Eating Disorders: Families Fight Insurance Cos.

I normally try to keep this blog focused specifically on drug and alcohol addiction, but this story so vividly illustrates the need for parity that I wanted to share it. Here are the key points, but take the time to read the whole thing.

Though eating disorders affect some 11 million people in the United States, according to the National Eating Disorders Association, only 11 states have laws explicitly mandating that insurers cover their treatment. Thirty-four states require general mental health coverage, though insurance companies have a lot of leeway in how they define “mental disorders” and some may not cover anorexia or bulimia. The result is many families sinking into medical debt. “Wherever I go, I hear the same stories—families depleting their retirement accounts, going through life savings, taking second mortgages on their homes because insurance companies won’t pay for their child’s coverage,” says Lynn Grefe, head of the National Eating Disorders Association, a Seattle-based advocacy group. “I don’t think I can think of a state where I don’t hear these stories, and families just don’t know how to get out of this hole.”

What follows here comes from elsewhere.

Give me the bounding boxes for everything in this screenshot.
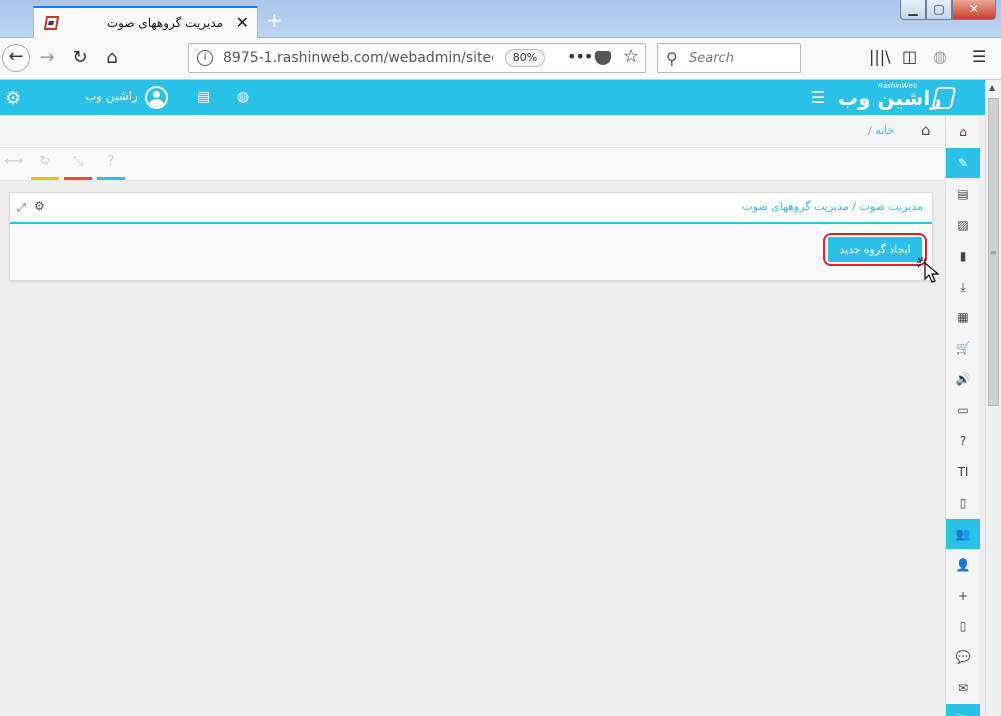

That denial of coverage is why Dawn Beye, with the help of a vast team of medical and legal experts, filed a class-action lawsuit Nov. 8 against Horizon Blue Cross on behalf of the residents of New Jersey, New York and Pennsylvania—maintaining that her daughter’s and other similarly situated patients’ illnesses are “biologically based” and should be covered under the laws of all three states. The company disagrees, saying anorexia is a product of one’s environment rather than genes—and therefore not covered by the state laws. At stake, says Beye, are lives—as more than 10 percent of the nation’s 8 million anorexics will die from their disease, according to the National Eating Disorder Association.